Shares in the Italian drinks maker dipped as much as 5 per cent after it said it was paying $1.3bn for the brandy brand. The worry is that Campari may be overpaying. Sales of the French spirit are slowing after a decade-long boom. Courvoisier sales were down by a third in the year to October as US shipments fell. Campari’s profit margins will take a hit next year when the deal is expected to be completed.
Nonetheless, there is a strong structural growth story about brandy. Sales by value have expanded more rapidly than the broader spirits category over the past decade. Bernstein expects 8 per cent annual growth longer term, led by increasingly wealthy Chinese consumers.

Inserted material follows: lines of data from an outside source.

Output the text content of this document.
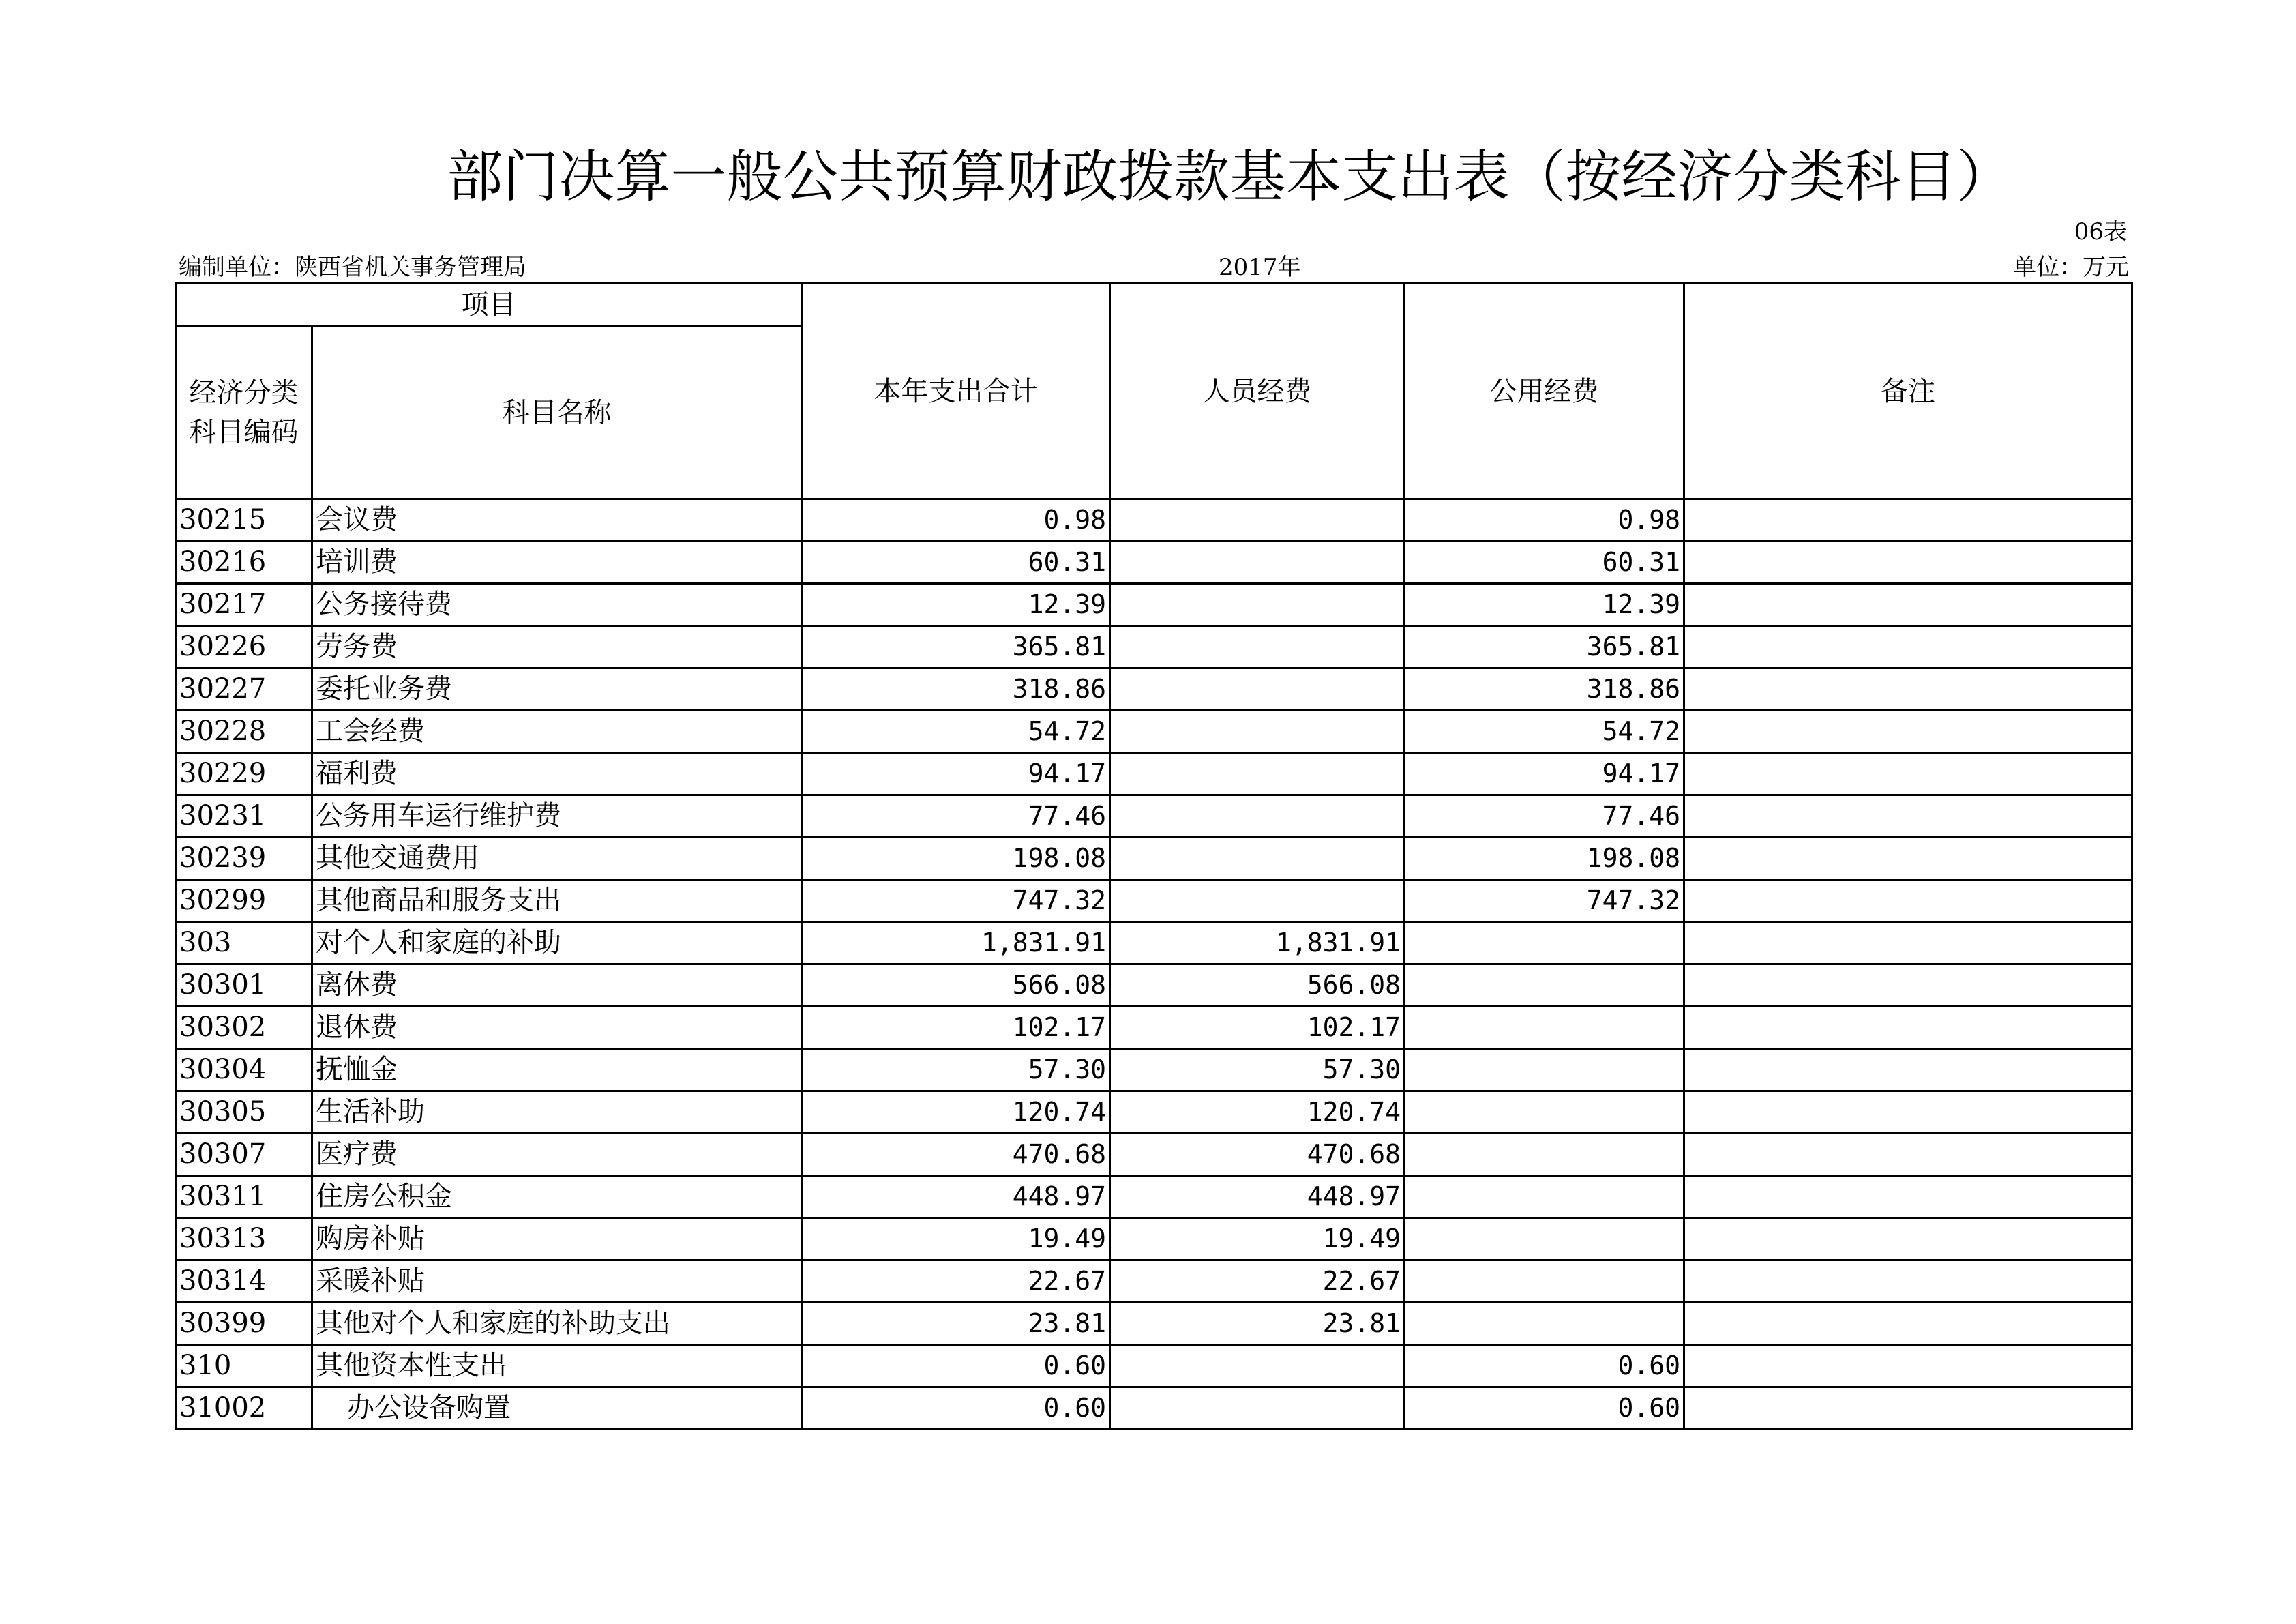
部门决算一般公共预算财政拨款基本支出表（按经济分类科目）
06表
编制单位：陕西省机关事务管理局	2017年	单位：万元
项目		本年支出合计	人员经费	公用经费	备注
经济分类科目编码	科目名称				
30215	会议费	0.98		0.98	
30216	培训费	60.31		60.31	
30217	公务接待费	12.39		12.39	
30226	劳务费	365.81		365.81	
30227	委托业务费	318.86		318.86	
30228	工会经费	54.72		54.72	
30229	福利费	94.17		94.17	
30231	公务用车运行维护费	77.46		77.46	
30239	其他交通费用	198.08		198.08	
30299	其他商品和服务支出	747.32		747.32	
303	对个人和家庭的补助	1,831.91	1,831.91		
30301	离休费	566.08	566.08		
30302	退休费	102.17	102.17		
30304	抚恤金	57.30	57.30		
30305	生活补助	120.74	120.74		
30307	医疗费	470.68	470.68		
30311	住房公积金	448.97	448.97		
30313	购房补贴	19.49	19.49		
30314	采暖补贴	22.67	22.67		
30399	其他对个人和家庭的补助支出	23.81	23.81		
310	其他资本性支出	0.60		0.60	
31002	办公设备购置	0.60		0.60	
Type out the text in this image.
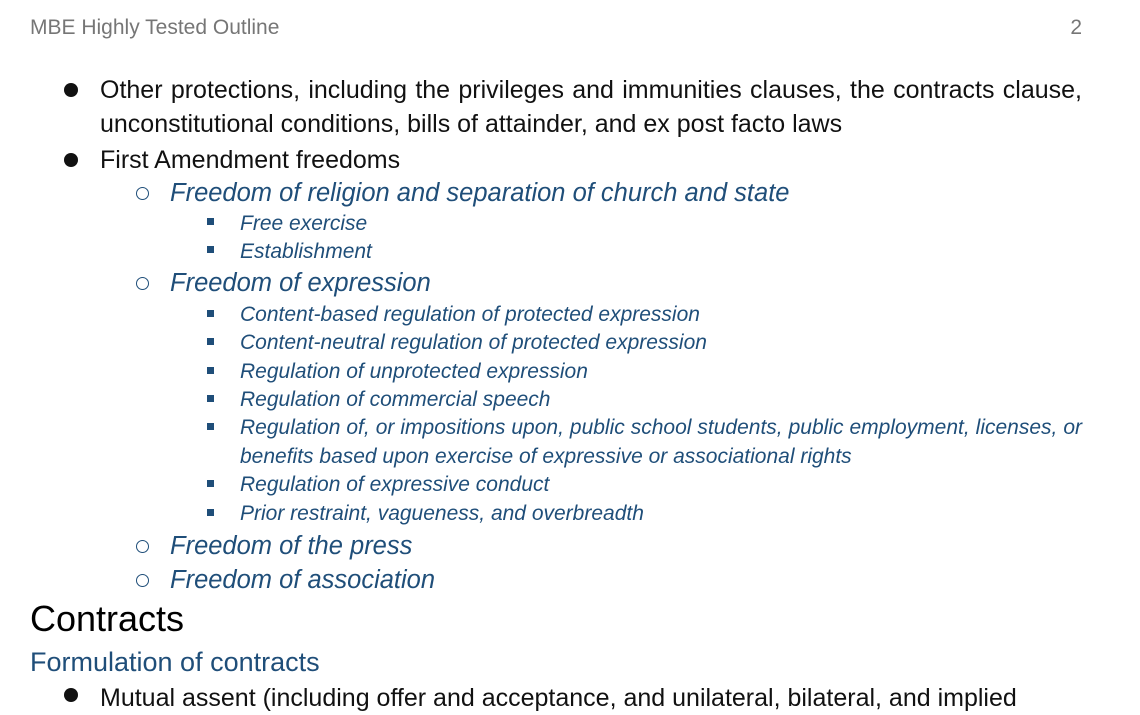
MBE Highly Tested Outline	2
Other protections, including the privileges and immunities clauses, the contracts clause, unconstitutional conditions, bills of attainder, and ex post facto laws
First Amendment freedoms
Freedom of religion and separation of church and state
Free exercise
Establishment
Freedom of expression
Content-based regulation of protected expression
Content-neutral regulation of protected expression
Regulation of unprotected expression
Regulation of commercial speech
Regulation of, or impositions upon, public school students, public employment, licenses, or benefits based upon exercise of expressive or associational rights
Regulation of expressive conduct
Prior restraint, vagueness, and overbreadth
Freedom of the press
Freedom of association
Contracts
Formulation of contracts
Mutual assent (including offer and acceptance, and unilateral, bilateral, and implied
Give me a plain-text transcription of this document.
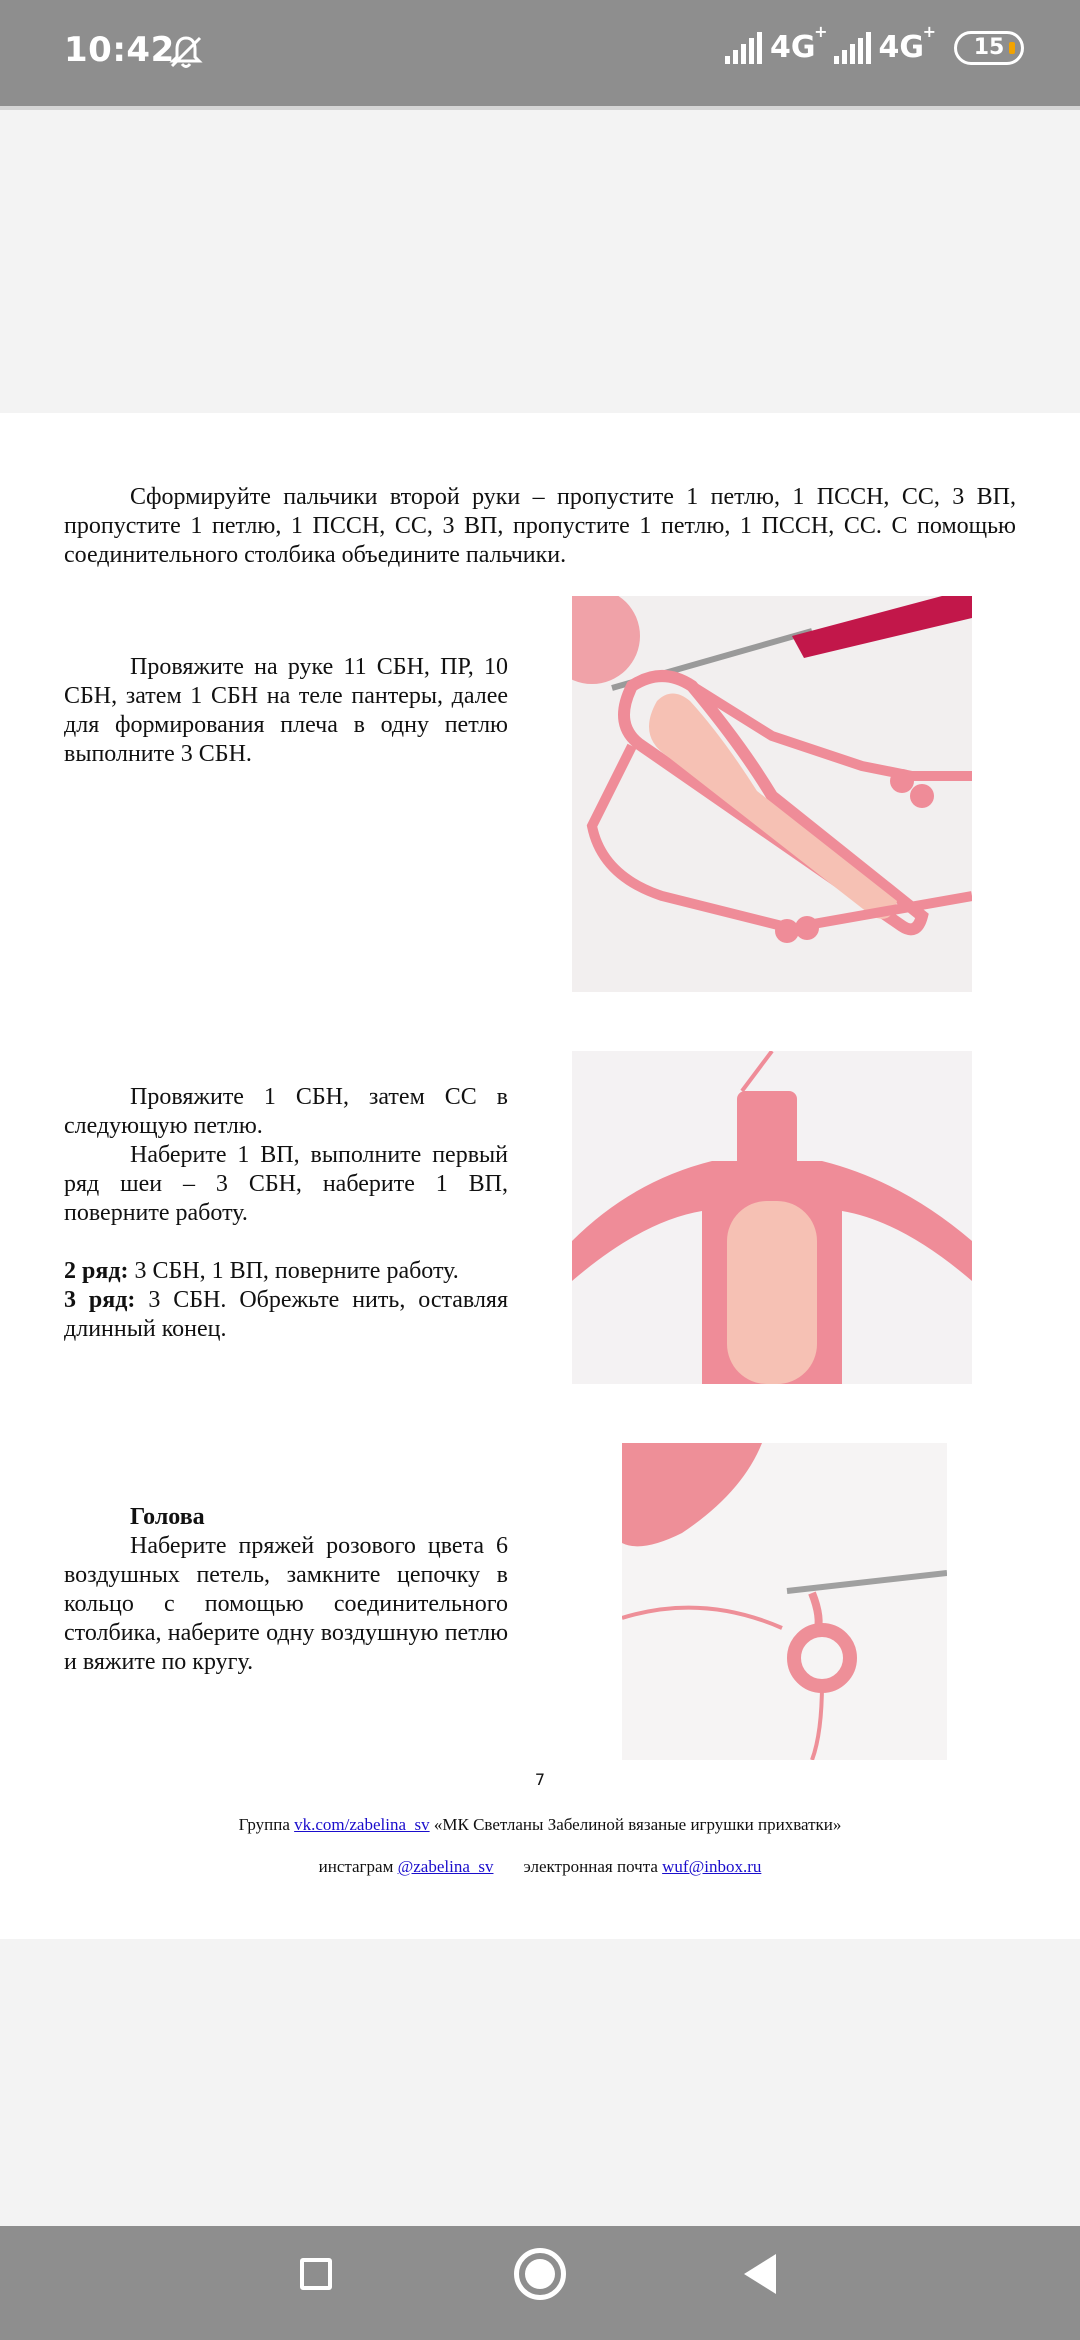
10:42	4G
+ 4G
+
15
Сформируйте пальчики второй руки – пропустите 1 петлю, 1 ПССН, СС, 3 ВП, пропустите 1 петлю, 1 ПССН, СС, 3 ВП, пропустите 1 петлю, 1 ПССН, СС. С помощью соединительного столбика объедините пальчики.
Провяжите на руке 11 СБН, ПР, 10 СБН, затем 1 СБН на теле пантеры, далее для формирования плеча в одну петлю выполните 3 СБН.
Провяжите 1 СБН, затем СС в следующую петлю.
Наберите 1 ВП, выполните первый ряд шеи – 3 СБН, наберите 1 ВП, поверните работу.
2 ряд: 3 СБН, 1 ВП, поверните работу.
3 ряд: 3 СБН. Обрежьте нить, оставляя длинный конец.
Голова
Наберите пряжей розового цвета 6 воздушных петель, замкните цепочку в кольцо с помощью соединительного столбика, наберите одну воздушную петлю и вяжите по кругу.
7
Группа vk.com/zabelina_sv «МК Светланы Забелиной вязаные игрушки прихватки»
инстаграм @zabelina_sv электронная почта wuf@inbox.ru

Courvoisier is the number four brand in the segment, which is dominated by LVMH’s Hennessy. Its sales are skewed heavily towards lower-grade VS bottles. That makes it ripe for Campari’s premiumisation magic.
Campari has a record of reinvigoration. Success has come from injecting new life into once-dusty brands such as orange liqueur Aperol. It continues to grow strongly.
Former chief executives of Moët Hennessy and Rémy Cointreau sit on Campari’s board. They should help guide Courvoisier forward.
The deal is the final chapter for Bob Kunze-Concewitz as chief executive who departs for the board in April after 16 years in the role. Sales and profits have both grown at a 7 per cent compound annual rate over that time. Total shareholder returns of 600 per cent are twice that of the European sector.
Longer term, Campari expects the deal to add 2 per cent to earnings. Those benefits are unlikely to reach before 2026. Adjusting expected earnings for that year then yields a multiple of 18.5 times. That valuation — a quarter below the five-year average — should be enough to steady investors’ nerves.